In its new overtime regulations, the U.S. Department of Labor (DOL) has more than doubled its salary threshold for the Fair Labor Standards Act’s (FLSA’s) white-collar overtime exemptions. This causes a rare circumstance in which federal law provides employees with more protections than California law.
California has its own salary threshold—but it will be lower than the federal law once it takes effect on December 1, 2016. This has created a group of “gap” employees who fall between the two thresholds, according to some experts.
Under the new federal regulations, employees must now—in addition to meeting a duties test—receive at least $913 per week to be exempt from overtime pay. This amounts to $47,476 annually.
According to the DOL, about 392,000 workers in California will be affected.

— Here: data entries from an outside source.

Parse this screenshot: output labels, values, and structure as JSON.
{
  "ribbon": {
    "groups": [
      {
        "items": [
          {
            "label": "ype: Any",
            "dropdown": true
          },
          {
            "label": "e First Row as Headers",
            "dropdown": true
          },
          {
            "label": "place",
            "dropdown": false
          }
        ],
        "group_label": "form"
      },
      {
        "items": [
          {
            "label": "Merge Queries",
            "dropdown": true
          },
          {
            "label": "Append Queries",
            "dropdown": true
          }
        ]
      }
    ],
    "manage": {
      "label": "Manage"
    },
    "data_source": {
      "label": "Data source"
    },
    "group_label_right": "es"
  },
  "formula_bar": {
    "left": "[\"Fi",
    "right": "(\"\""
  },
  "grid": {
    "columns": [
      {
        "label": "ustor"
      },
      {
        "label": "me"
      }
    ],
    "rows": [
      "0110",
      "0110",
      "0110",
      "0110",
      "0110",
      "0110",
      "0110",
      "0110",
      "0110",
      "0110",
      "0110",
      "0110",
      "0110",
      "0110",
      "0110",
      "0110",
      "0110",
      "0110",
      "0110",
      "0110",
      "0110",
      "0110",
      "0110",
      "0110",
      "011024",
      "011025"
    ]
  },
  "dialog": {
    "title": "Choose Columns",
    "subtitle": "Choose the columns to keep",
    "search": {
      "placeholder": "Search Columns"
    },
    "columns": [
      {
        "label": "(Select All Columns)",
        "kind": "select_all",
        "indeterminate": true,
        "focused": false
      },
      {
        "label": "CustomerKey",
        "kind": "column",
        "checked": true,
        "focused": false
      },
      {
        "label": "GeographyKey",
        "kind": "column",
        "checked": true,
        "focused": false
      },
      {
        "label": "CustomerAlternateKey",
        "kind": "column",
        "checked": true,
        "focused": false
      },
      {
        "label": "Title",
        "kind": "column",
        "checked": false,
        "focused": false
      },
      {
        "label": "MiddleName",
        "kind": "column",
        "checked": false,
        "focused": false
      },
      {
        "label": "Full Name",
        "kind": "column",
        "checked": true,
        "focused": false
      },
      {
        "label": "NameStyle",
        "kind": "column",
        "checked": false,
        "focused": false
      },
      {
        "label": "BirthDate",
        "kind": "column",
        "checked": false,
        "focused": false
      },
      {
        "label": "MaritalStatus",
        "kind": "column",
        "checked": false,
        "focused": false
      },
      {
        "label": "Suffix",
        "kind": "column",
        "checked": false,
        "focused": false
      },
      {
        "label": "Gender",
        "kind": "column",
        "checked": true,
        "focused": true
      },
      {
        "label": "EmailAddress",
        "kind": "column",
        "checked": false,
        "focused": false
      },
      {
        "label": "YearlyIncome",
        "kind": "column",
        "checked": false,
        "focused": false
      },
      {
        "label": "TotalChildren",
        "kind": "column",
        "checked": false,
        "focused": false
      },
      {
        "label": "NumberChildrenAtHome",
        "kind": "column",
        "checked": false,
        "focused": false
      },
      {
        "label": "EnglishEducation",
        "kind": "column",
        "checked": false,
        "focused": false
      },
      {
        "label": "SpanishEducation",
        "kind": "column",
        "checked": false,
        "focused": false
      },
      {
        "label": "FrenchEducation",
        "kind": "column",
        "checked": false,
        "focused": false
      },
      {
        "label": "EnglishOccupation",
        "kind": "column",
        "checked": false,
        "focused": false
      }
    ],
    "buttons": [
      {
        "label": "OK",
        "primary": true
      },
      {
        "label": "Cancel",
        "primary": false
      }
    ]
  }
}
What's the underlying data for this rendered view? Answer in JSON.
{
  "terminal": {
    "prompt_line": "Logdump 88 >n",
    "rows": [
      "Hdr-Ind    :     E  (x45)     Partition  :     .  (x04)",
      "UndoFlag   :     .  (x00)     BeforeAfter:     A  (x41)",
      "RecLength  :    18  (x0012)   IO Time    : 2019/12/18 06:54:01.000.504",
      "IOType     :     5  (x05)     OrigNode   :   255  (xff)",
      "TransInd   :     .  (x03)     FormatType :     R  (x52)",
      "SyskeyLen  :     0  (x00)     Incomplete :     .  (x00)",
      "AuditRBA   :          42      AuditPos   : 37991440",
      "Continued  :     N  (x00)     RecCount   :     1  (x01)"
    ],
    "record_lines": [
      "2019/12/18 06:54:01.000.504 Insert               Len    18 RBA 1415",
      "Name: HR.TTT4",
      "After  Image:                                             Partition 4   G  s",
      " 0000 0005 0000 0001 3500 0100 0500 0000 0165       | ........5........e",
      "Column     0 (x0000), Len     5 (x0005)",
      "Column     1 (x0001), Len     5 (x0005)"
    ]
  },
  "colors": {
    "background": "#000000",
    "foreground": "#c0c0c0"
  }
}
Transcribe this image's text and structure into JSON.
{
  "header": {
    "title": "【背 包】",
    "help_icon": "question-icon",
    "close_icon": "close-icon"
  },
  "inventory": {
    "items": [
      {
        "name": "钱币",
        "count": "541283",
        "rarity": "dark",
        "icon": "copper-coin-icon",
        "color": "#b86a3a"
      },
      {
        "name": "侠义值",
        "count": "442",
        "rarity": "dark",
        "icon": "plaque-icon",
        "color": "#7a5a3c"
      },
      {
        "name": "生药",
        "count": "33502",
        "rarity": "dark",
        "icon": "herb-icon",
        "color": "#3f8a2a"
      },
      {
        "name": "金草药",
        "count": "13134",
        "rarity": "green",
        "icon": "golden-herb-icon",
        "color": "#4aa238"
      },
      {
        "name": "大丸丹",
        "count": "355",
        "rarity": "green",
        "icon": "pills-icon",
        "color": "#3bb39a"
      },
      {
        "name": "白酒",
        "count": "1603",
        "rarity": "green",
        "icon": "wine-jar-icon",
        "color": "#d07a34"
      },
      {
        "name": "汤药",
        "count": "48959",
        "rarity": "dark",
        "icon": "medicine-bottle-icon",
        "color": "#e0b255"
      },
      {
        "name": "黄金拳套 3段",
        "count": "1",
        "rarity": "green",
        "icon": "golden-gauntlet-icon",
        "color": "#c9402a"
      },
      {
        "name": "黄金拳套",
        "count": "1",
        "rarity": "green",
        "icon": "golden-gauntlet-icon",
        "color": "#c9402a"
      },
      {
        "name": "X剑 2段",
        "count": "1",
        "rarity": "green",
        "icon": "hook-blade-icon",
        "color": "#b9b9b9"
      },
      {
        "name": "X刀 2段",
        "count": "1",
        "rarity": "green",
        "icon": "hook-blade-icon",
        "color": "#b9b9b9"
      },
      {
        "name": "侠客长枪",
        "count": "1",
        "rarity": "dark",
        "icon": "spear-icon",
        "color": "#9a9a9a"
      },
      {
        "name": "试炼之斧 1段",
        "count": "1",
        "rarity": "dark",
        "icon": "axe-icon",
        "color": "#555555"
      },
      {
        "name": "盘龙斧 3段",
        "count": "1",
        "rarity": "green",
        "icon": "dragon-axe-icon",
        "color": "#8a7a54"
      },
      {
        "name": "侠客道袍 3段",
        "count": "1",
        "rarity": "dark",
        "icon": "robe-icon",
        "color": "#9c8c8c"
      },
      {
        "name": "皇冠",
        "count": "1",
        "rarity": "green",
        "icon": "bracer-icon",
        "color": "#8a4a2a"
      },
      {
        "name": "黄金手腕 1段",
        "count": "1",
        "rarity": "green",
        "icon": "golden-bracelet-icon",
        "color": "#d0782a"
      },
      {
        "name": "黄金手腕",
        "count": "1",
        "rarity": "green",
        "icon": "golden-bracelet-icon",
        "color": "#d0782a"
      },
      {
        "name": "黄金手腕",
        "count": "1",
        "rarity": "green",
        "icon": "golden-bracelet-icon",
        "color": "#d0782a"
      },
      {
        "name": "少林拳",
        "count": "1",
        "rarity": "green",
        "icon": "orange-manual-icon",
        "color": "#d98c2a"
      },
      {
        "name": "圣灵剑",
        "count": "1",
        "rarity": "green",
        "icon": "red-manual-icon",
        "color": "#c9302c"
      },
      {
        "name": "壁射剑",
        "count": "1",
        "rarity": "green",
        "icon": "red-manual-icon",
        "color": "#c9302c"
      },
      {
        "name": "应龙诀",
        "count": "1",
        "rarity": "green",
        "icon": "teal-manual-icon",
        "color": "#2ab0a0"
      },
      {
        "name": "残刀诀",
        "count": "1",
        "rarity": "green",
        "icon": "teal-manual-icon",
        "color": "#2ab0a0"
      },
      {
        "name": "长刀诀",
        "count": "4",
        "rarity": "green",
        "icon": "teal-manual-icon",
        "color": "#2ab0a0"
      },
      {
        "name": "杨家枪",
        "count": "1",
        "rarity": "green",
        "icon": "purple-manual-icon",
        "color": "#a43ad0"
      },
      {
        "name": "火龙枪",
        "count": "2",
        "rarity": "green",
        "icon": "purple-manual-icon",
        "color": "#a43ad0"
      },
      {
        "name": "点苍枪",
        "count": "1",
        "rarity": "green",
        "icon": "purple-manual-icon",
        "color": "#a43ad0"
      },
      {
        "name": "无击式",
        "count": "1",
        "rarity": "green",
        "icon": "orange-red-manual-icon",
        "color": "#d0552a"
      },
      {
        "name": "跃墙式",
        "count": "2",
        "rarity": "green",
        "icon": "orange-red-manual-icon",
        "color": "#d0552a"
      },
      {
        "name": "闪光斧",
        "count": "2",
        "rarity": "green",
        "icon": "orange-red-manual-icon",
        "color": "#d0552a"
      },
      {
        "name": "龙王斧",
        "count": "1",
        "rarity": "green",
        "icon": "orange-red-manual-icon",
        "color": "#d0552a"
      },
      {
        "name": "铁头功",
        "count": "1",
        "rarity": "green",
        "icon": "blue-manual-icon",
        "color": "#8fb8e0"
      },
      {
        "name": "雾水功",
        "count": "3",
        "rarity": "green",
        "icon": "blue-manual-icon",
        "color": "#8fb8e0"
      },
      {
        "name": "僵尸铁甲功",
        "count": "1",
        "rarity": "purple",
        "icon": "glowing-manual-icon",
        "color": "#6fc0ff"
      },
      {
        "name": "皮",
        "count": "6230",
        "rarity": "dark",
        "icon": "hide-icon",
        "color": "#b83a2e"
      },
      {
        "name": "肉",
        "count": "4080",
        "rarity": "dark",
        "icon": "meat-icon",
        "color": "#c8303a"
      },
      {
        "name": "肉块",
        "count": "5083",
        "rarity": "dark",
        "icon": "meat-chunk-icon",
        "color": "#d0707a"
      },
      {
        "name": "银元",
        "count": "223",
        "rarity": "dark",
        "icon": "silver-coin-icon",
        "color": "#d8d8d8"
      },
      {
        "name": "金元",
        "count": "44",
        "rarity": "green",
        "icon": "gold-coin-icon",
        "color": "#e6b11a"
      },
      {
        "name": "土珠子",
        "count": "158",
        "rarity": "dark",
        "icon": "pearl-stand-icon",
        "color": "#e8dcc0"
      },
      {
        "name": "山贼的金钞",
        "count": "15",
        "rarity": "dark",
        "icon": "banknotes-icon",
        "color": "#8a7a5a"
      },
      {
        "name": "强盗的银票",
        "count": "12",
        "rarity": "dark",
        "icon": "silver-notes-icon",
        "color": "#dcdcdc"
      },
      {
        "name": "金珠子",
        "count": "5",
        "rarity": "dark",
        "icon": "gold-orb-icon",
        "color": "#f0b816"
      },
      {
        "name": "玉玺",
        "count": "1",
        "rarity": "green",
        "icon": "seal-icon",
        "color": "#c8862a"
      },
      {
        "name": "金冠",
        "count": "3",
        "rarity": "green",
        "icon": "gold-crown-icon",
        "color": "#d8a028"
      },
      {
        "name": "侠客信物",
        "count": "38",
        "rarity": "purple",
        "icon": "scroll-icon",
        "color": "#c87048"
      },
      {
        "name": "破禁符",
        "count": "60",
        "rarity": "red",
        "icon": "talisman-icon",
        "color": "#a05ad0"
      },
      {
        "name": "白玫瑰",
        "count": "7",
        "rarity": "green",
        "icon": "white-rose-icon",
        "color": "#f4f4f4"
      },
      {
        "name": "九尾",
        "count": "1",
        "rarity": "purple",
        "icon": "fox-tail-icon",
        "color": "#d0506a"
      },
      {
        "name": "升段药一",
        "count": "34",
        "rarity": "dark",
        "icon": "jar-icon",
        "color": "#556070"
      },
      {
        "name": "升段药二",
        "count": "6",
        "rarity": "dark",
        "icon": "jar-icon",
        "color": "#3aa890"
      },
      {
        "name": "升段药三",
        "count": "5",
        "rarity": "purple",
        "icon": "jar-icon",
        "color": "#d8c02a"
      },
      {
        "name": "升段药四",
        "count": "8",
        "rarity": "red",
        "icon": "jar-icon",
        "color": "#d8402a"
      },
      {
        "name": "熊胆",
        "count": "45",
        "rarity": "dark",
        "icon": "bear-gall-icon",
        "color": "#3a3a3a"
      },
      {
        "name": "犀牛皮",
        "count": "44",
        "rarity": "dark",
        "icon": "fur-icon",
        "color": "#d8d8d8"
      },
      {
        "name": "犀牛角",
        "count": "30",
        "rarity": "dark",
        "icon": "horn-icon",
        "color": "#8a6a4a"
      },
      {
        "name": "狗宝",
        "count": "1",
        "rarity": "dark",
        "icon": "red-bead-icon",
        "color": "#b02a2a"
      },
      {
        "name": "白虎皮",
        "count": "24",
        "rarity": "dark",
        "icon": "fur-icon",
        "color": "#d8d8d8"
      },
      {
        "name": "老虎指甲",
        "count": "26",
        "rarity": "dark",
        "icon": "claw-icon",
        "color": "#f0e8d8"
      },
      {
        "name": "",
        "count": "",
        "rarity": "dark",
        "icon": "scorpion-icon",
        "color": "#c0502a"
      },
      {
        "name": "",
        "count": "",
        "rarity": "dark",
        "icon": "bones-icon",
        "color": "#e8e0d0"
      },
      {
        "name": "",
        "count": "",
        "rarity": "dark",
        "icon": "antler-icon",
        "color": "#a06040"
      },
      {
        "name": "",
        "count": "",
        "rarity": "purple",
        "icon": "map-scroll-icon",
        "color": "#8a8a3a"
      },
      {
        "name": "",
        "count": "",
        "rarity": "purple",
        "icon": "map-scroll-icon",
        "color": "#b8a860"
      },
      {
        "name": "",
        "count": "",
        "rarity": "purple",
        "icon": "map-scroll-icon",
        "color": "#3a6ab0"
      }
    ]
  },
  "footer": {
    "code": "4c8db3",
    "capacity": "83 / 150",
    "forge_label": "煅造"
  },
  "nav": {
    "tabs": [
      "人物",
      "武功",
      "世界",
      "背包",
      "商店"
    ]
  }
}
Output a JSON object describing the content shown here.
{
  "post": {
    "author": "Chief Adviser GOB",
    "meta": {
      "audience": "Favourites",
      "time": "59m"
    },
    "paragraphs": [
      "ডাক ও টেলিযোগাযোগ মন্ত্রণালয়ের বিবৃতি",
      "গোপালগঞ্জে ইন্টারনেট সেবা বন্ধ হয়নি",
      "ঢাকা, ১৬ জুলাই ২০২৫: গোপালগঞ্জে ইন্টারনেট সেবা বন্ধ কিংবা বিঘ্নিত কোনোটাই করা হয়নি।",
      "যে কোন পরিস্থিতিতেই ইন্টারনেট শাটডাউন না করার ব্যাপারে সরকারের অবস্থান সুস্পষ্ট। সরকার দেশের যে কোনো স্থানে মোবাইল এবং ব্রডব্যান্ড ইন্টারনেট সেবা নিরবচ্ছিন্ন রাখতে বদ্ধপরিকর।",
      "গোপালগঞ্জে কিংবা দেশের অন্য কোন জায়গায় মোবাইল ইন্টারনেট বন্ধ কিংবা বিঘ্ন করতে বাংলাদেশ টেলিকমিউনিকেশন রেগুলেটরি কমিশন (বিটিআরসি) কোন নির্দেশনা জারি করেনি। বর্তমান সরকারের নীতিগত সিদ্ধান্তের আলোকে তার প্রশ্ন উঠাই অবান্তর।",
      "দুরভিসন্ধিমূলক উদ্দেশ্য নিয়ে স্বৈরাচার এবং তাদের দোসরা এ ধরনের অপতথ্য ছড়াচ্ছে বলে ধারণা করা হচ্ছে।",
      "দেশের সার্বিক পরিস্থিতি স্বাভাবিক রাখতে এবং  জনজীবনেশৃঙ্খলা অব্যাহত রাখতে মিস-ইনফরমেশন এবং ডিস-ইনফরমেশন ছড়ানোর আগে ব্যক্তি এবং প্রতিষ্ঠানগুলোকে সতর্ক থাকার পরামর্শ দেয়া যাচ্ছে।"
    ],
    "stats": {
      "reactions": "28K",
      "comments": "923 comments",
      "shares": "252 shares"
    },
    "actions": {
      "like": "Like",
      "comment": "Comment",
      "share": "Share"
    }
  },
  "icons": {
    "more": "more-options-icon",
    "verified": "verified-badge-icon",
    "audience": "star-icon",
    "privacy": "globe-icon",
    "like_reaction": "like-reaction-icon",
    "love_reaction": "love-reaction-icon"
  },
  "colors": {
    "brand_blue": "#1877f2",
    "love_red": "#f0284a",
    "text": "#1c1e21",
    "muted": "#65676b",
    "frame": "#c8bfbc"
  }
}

California’s Salary Threshold
California has its own salary threshold, set at twice the hourly minimum wage of $10, which amounts to $41,600 annually. For employers with at least 26 employees, this will increase to $43,680 on January 1, 2017, and, eventually, to $62,400 by 2022. (See chart, below.) Those with fewer employees have an extra year to comply.
Under both California and federal law, an employee also must pass a “duties test” to be considered exempt from overtime. The test is stricter in California, however, requiring that an employee spend at least 50% of his or her work time performing exempt duties.